Der Grundstein wird in der Kindheit gelegt und mit zunehmendem Alter sollten die Kinder selbst Verantwortung übernehmen. Mit 14, 15 oder 16 Jahren sollten sie so weit sein, dass sie ihr Smartphone auch einmal drei Stunden weglegen, wenn sie für eine Klassenarbeit lernen müssen. Bei Jugendlichen geht es eher um Fragen wie: Was mache ich für Fotos und wo veröffentliche ich die? Wo zeige ich mein Leben? Was zeige ich in den sozialen Netzwerken?
Was sind da die größten Gefahren?
Cybermobbing und Sexting und dann die Schönheitsideale und Körperbilder, die zum Beispiel bei Instagram vermittelt werden. Da herrscht ein großer Druck.
Was sagen Sie zur Meinung mancher Bildungsexperten, Kinder würden durch die vielen Textnachrichten, in denen Rechtschreibung keine große Rolle spielt, immer schlechter lesen und schreiben und würden keine längeren Texte mehr verstehen?
Man sieht schon, dass sich Sprach- und Schriftkultur über die Medien verändern. Ohne dass ich sagen würde, dass es immer schlimmer wird und dafür das Smartphone verantwortlich ist. Digitale Medien können auch eine unglaubliche Bereicherung sein.
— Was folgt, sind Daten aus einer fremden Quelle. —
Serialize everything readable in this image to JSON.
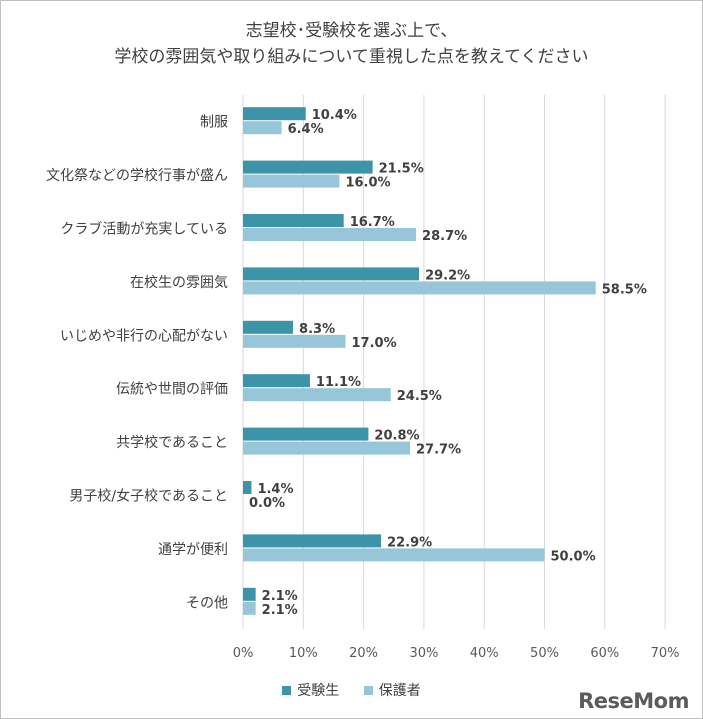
{
  "chart_data": {
    "type": "bar",
    "orientation": "horizontal",
    "title": [
      "志望校･受験校を選ぶ上で、",
      "学校の雰囲気や取り組みについて重視した点を教えてください"
    ],
    "categories": [
      "制服",
      "文化祭などの学校行事が盛ん",
      "クラブ活動が充実している",
      "在校生の雰囲気",
      "いじめや非行の心配がない",
      "伝統や世間の評価",
      "共学校であること",
      "男子校/女子校であること",
      "通学が便利",
      "その他"
    ],
    "series": [
      {
        "name": "受験生",
        "color": "#3d93a8",
        "values": [
          10.4,
          21.5,
          16.7,
          29.2,
          8.3,
          11.1,
          20.8,
          1.4,
          22.9,
          2.1
        ]
      },
      {
        "name": "保護者",
        "color": "#96c6d8",
        "values": [
          6.4,
          16.0,
          28.7,
          58.5,
          17.0,
          24.5,
          27.7,
          0.0,
          50.0,
          2.1
        ]
      }
    ],
    "data_labels": [
      [
        "10.4%",
        "21.5%",
        "16.7%",
        "29.2%",
        "8.3%",
        "11.1%",
        "20.8%",
        "1.4%",
        "22.9%",
        "2.1%"
      ],
      [
        "6.4%",
        "16.0%",
        "28.7%",
        "58.5%",
        "17.0%",
        "24.5%",
        "27.7%",
        "0.0%",
        "50.0%",
        "2.1%"
      ]
    ],
    "x_ticks": [
      "0%",
      "10%",
      "20%",
      "30%",
      "40%",
      "50%",
      "60%",
      "70%"
    ],
    "xlim": [
      0,
      70
    ],
    "grid": true,
    "legend": "bottom-center"
  },
  "logo": {
    "text_main": "ReseMom",
    "dot": "."
  }
}
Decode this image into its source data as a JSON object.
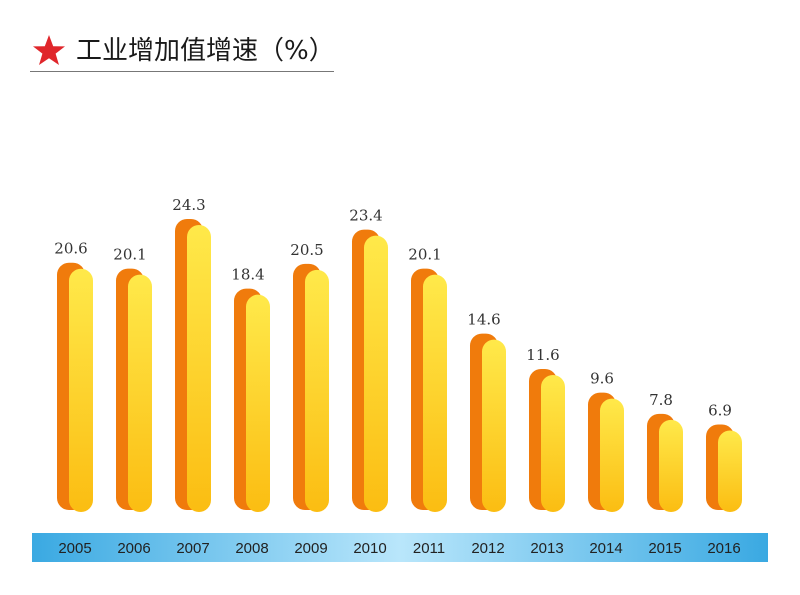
{
  "title": "工业增加值增速（%）",
  "colors": {
    "star": "#e0262b",
    "bar_front_top": "#ffe94a",
    "bar_front_bottom": "#fbbd12",
    "bar_side": "#f07b0c",
    "axis_band": "#3fb0e6"
  },
  "chart_data": {
    "type": "bar",
    "title": "工业增加值增速（%）",
    "xlabel": "",
    "ylabel": "",
    "categories": [
      "2005",
      "2006",
      "2007",
      "2008",
      "2009",
      "2010",
      "2011",
      "2012",
      "2013",
      "2014",
      "2015",
      "2016"
    ],
    "values": [
      20.6,
      20.1,
      24.3,
      18.4,
      20.5,
      23.4,
      20.1,
      14.6,
      11.6,
      9.6,
      7.8,
      6.9
    ],
    "value_labels": [
      "20.6",
      "20.1",
      "24.3",
      "18.4",
      "20.5",
      "23.4",
      "20.1",
      "14.6",
      "11.6",
      "9.6",
      "7.8",
      "6.9"
    ],
    "ylim": [
      0,
      24.3
    ],
    "grid": false,
    "legend": "none"
  }
}
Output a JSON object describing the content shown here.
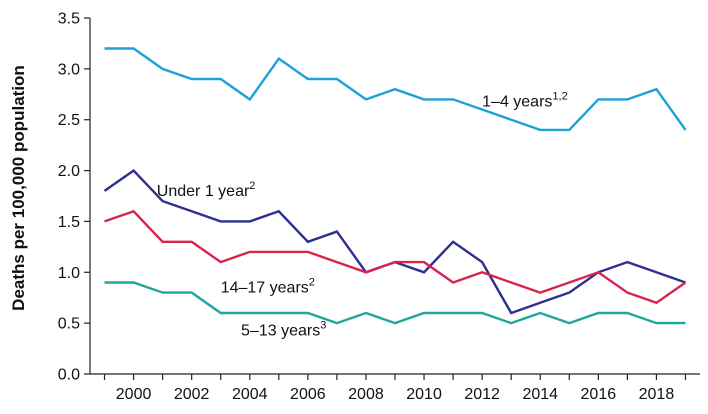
{
  "chart_data": {
    "type": "line",
    "title": "",
    "xlabel": "",
    "ylabel": "Deaths per 100,000 population",
    "xlim": [
      1998.5,
      2019.5
    ],
    "ylim": [
      0,
      3.5
    ],
    "x": [
      1999,
      2000,
      2001,
      2002,
      2003,
      2004,
      2005,
      2006,
      2007,
      2008,
      2009,
      2010,
      2011,
      2012,
      2013,
      2014,
      2015,
      2016,
      2017,
      2018,
      2019
    ],
    "x_ticks": [
      "2000",
      "2002",
      "2004",
      "2006",
      "2008",
      "2010",
      "2012",
      "2014",
      "2016",
      "2018"
    ],
    "y_ticks": [
      "0.0",
      "0.5",
      "1.0",
      "1.5",
      "2.0",
      "2.5",
      "3.0",
      "3.5"
    ],
    "grid": false,
    "legend": "inline labels",
    "series": [
      {
        "name": "1–4 years",
        "sup": "1,2",
        "color": "#1ea1d8",
        "values": [
          3.2,
          3.2,
          3.0,
          2.9,
          2.9,
          2.7,
          3.1,
          2.9,
          2.9,
          2.7,
          2.8,
          2.7,
          2.7,
          2.6,
          2.5,
          2.4,
          2.4,
          2.7,
          2.7,
          2.8,
          2.4
        ]
      },
      {
        "name": "Under 1 year",
        "sup": "2",
        "color": "#2e2f8f",
        "values": [
          1.8,
          2.0,
          1.7,
          1.6,
          1.5,
          1.5,
          1.6,
          1.3,
          1.4,
          1.0,
          1.1,
          1.0,
          1.3,
          1.1,
          0.6,
          0.7,
          0.8,
          1.0,
          1.1,
          1.0,
          0.9
        ]
      },
      {
        "name": "14–17 years",
        "sup": "2",
        "color": "#d9234f",
        "values": [
          1.5,
          1.6,
          1.3,
          1.3,
          1.1,
          1.2,
          1.2,
          1.2,
          1.1,
          1.0,
          1.1,
          1.1,
          0.9,
          1.0,
          0.9,
          0.8,
          0.9,
          1.0,
          0.8,
          0.7,
          0.9
        ]
      },
      {
        "name": "5–13 years",
        "sup": "3",
        "color": "#1fa79b",
        "values": [
          0.9,
          0.9,
          0.8,
          0.8,
          0.6,
          0.6,
          0.6,
          0.6,
          0.5,
          0.6,
          0.5,
          0.6,
          0.6,
          0.6,
          0.5,
          0.6,
          0.5,
          0.6,
          0.6,
          0.5,
          0.5
        ]
      }
    ]
  }
}
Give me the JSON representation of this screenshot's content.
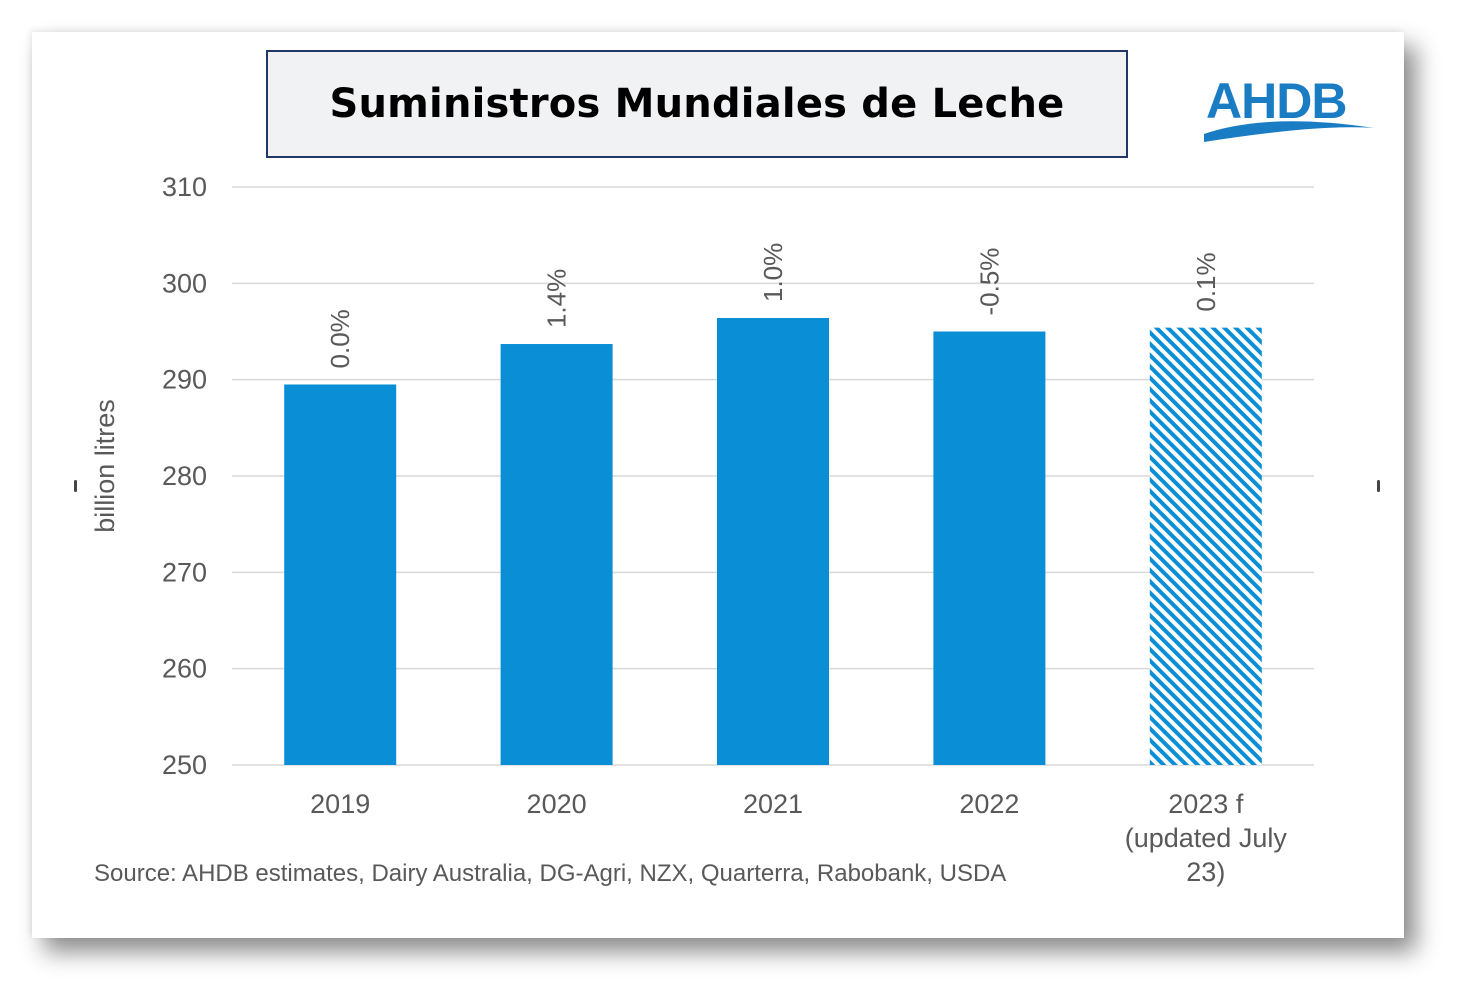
{
  "header": {
    "title": "Suministros Mundiales de Leche"
  },
  "logo": {
    "text": "AHDB",
    "color": "#1a7dc4"
  },
  "chart_data": {
    "type": "bar",
    "categories": [
      "2019",
      "2020",
      "2021",
      "2022",
      "2023 f (updated July 23)"
    ],
    "category_lines": [
      [
        "2019"
      ],
      [
        "2020"
      ],
      [
        "2021"
      ],
      [
        "2022"
      ],
      [
        "2023 f",
        "(updated July",
        "23)"
      ]
    ],
    "values": [
      289.5,
      293.7,
      296.4,
      295.0,
      295.4
    ],
    "data_labels": [
      "0.0%",
      "1.4%",
      "1.0%",
      "-0.5%",
      "0.1%"
    ],
    "forecast": [
      false,
      false,
      false,
      false,
      true
    ],
    "ylabel": "billion litres",
    "ylim": [
      250,
      310
    ],
    "yticks": [
      250,
      260,
      270,
      280,
      290,
      300,
      310
    ],
    "grid": true,
    "bar_color": "#0a8fd6"
  },
  "footer": {
    "source": "Source: AHDB estimates, Dairy Australia, DG-Agri, NZX, Quarterra, Rabobank, USDA"
  }
}
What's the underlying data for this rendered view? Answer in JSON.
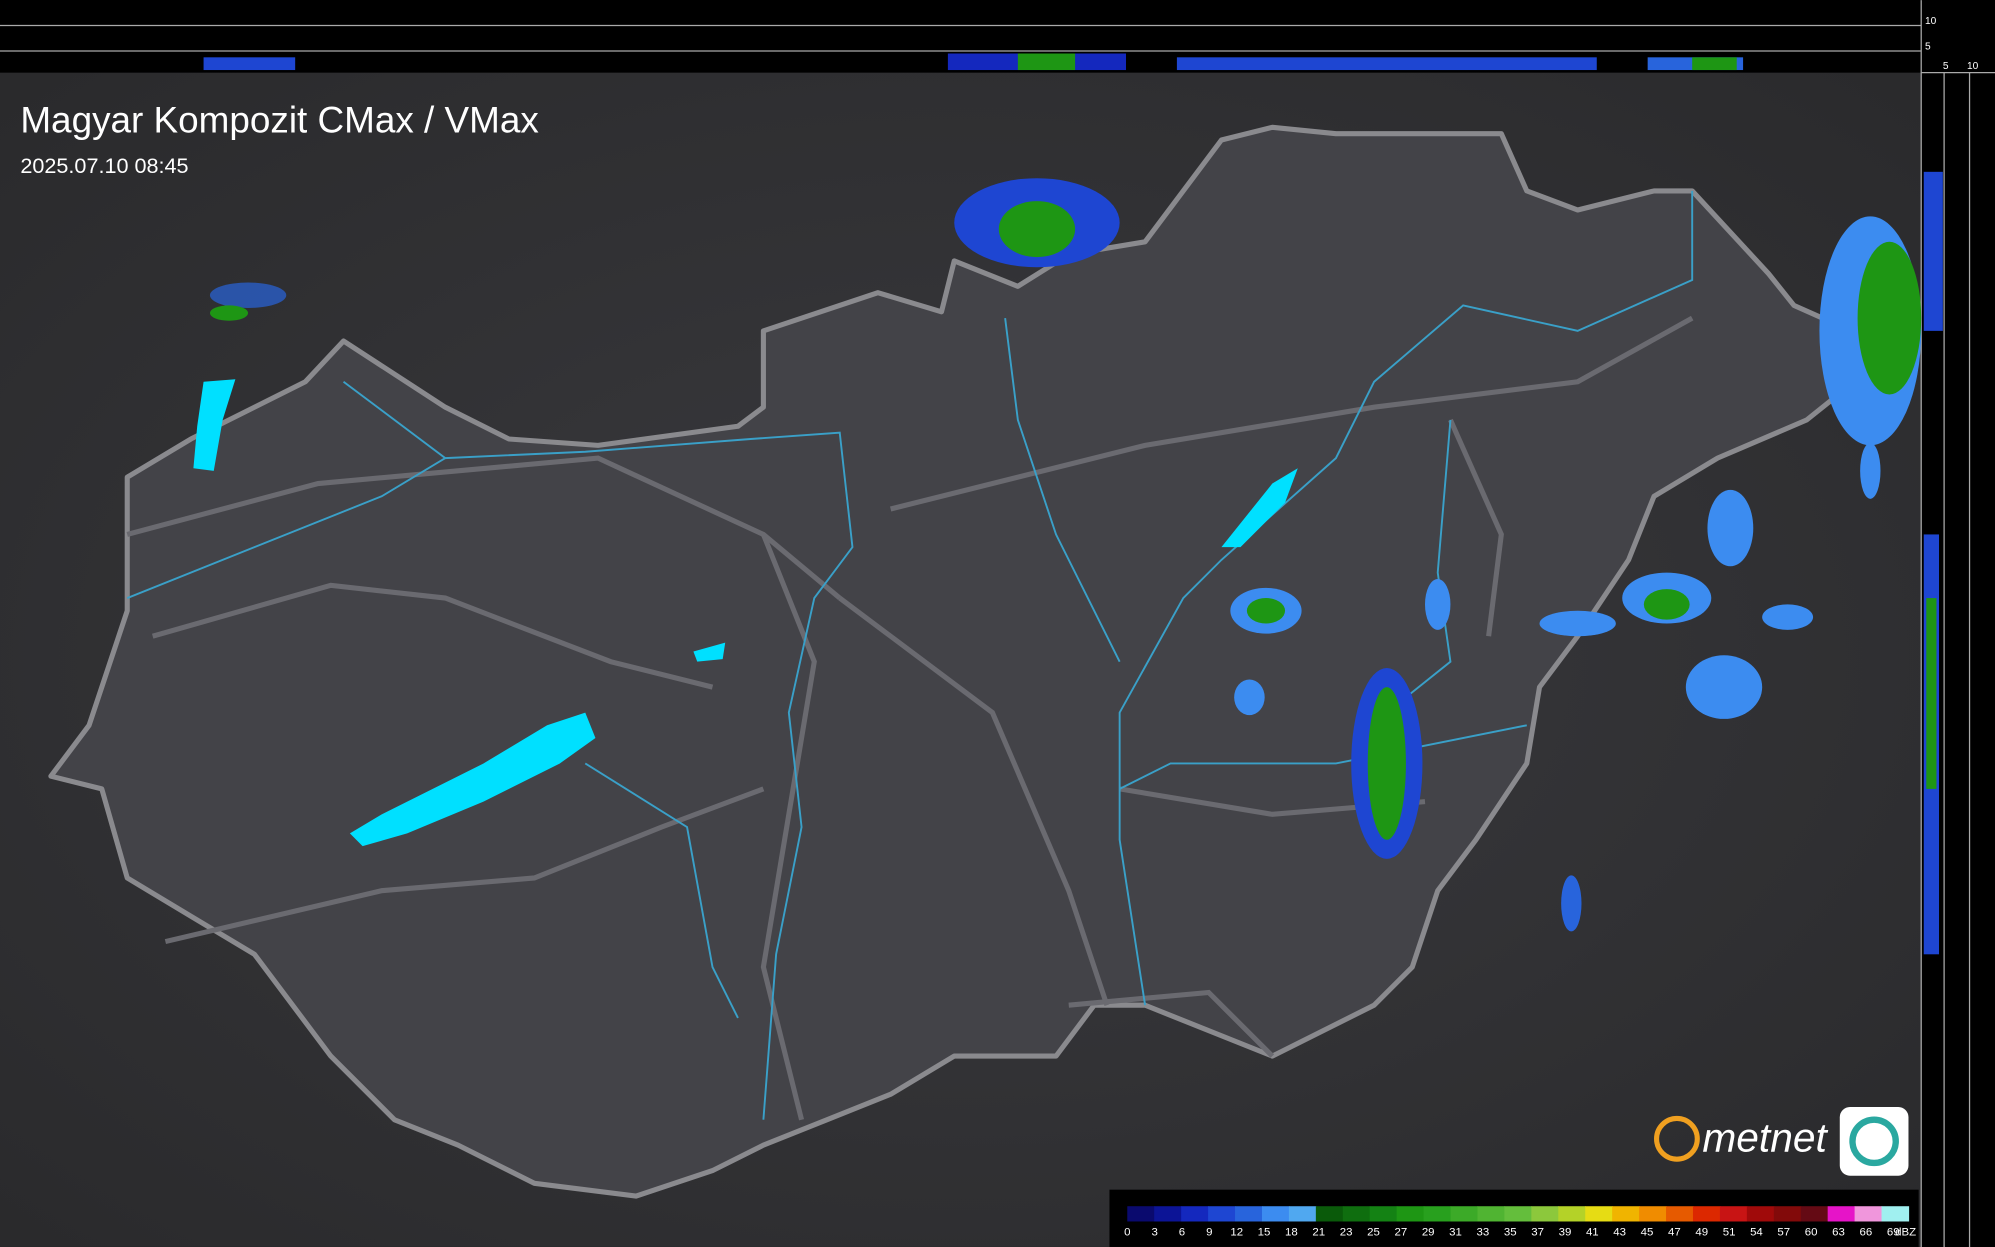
{
  "header": {
    "title": "Magyar Kompozit CMax / VMax",
    "timestamp": "2025.07.10 08:45"
  },
  "side_scale": {
    "top_labels": [
      "10",
      "5"
    ],
    "bottom_labels": [
      "5",
      "10"
    ]
  },
  "brand": "metnet",
  "legend": {
    "labels": [
      "0",
      "3",
      "6",
      "9",
      "12",
      "15",
      "18",
      "21",
      "23",
      "25",
      "27",
      "29",
      "31",
      "33",
      "35",
      "37",
      "39",
      "41",
      "43",
      "45",
      "47",
      "49",
      "51",
      "54",
      "57",
      "60",
      "63",
      "66",
      "69"
    ],
    "unit": "dBZ",
    "colors": [
      "#0a0a6e",
      "#0c1496",
      "#1428be",
      "#1e46d2",
      "#2864dc",
      "#3c8cf0",
      "#50a8f0",
      "#0a5a0a",
      "#0f6e0f",
      "#148214",
      "#1e9614",
      "#28a01e",
      "#3caa28",
      "#50b432",
      "#64be3c",
      "#8cc83c",
      "#b4d228",
      "#e6dc14",
      "#f0b400",
      "#f08c00",
      "#e65a00",
      "#dc2800",
      "#c81414",
      "#a00a0a",
      "#820a0a",
      "#640a14",
      "#e614c8",
      "#f096dc",
      "#a0f0f0"
    ]
  }
}
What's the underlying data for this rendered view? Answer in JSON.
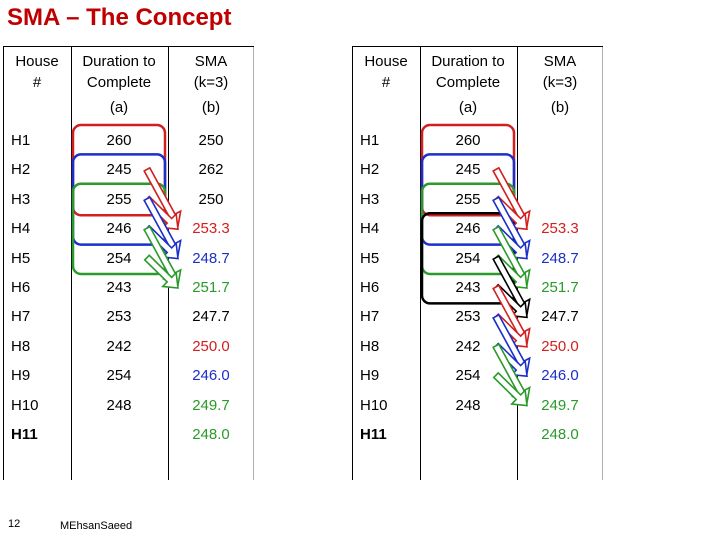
{
  "title": "SMA – The Concept",
  "colors": {
    "red": "#d21f1f",
    "blue": "#1b2fc9",
    "green": "#2a9a2a",
    "black": "#000000",
    "title": "#c00000"
  },
  "headers": {
    "house": "House #",
    "house_l1": "House",
    "house_l2": "#",
    "duration_l1": "Duration to",
    "duration_l2": "Complete",
    "sma_l1": "SMA",
    "sma_l2": "(k=3)",
    "sub_a": "(a)",
    "sub_b": "(b)"
  },
  "left_table": {
    "rows": [
      {
        "house": "H1",
        "duration": "260",
        "sma": "250"
      },
      {
        "house": "H2",
        "duration": "245",
        "sma": "262"
      },
      {
        "house": "H3",
        "duration": "255",
        "sma": "250"
      },
      {
        "house": "H4",
        "duration": "246",
        "sma": "253.3"
      },
      {
        "house": "H5",
        "duration": "254",
        "sma": "248.7"
      },
      {
        "house": "H6",
        "duration": "243",
        "sma": "251.7"
      },
      {
        "house": "H7",
        "duration": "253",
        "sma": "247.7"
      },
      {
        "house": "H8",
        "duration": "242",
        "sma": "250.0"
      },
      {
        "house": "H9",
        "duration": "254",
        "sma": "246.0"
      },
      {
        "house": "H10",
        "duration": "248",
        "sma": "249.7"
      },
      {
        "house": "H11",
        "duration": "",
        "sma": "248.0"
      }
    ]
  },
  "right_table": {
    "rows": [
      {
        "house": "H1",
        "duration": "260",
        "sma": ""
      },
      {
        "house": "H2",
        "duration": "245",
        "sma": ""
      },
      {
        "house": "H3",
        "duration": "255",
        "sma": ""
      },
      {
        "house": "H4",
        "duration": "246",
        "sma": "253.3"
      },
      {
        "house": "H5",
        "duration": "254",
        "sma": "248.7"
      },
      {
        "house": "H6",
        "duration": "243",
        "sma": "251.7"
      },
      {
        "house": "H7",
        "duration": "253",
        "sma": "247.7"
      },
      {
        "house": "H8",
        "duration": "242",
        "sma": "250.0"
      },
      {
        "house": "H9",
        "duration": "254",
        "sma": "246.0"
      },
      {
        "house": "H10",
        "duration": "248",
        "sma": "249.7"
      },
      {
        "house": "H11",
        "duration": "",
        "sma": "248.0"
      }
    ]
  },
  "footer": {
    "slide_number": "12",
    "author": "MEhsanSaeed"
  }
}
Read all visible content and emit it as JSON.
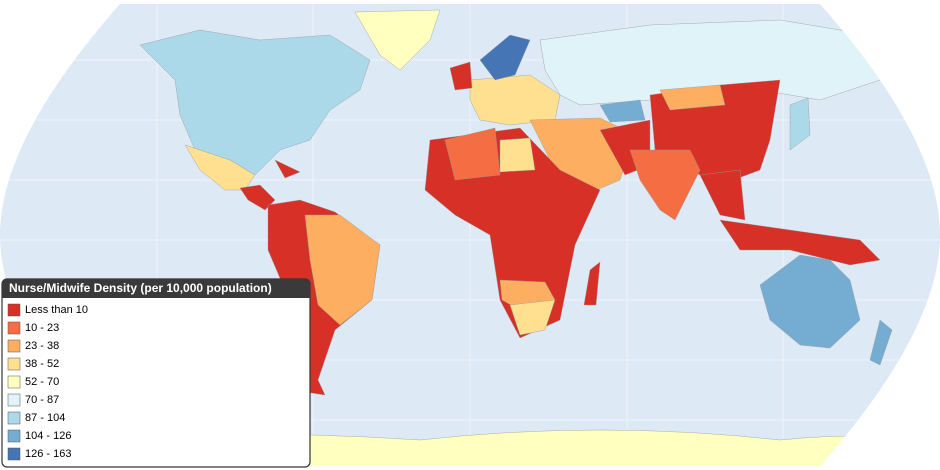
{
  "legend": {
    "title": "Nurse/Midwife Density (per 10,000 population)",
    "items": [
      {
        "label": "Less than 10",
        "color": "#d73027"
      },
      {
        "label": "10 - 23",
        "color": "#f46d43"
      },
      {
        "label": "23 - 38",
        "color": "#fdae61"
      },
      {
        "label": "38 - 52",
        "color": "#fee090"
      },
      {
        "label": "52 - 70",
        "color": "#ffffbf"
      },
      {
        "label": "70 - 87",
        "color": "#e0f3f8"
      },
      {
        "label": "87 - 104",
        "color": "#abd9e9"
      },
      {
        "label": "104 - 126",
        "color": "#74add1"
      },
      {
        "label": "126 - 163",
        "color": "#4575b4"
      }
    ]
  }
}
Es gibt einen großen Markt von Lern-Apps und viele Angebote (zum Beispiel www.schular.de oder kids-interactive.de), bei denen man den individuellen Lernfortschritt berücksichtigen oder den Kindern zum Beispiel mit Augmented Reality den Eiffelturm zeigen kann, den man gerade behandelt. Das ist eine Ergänzung, die lernen einfacher und schöner machen kann.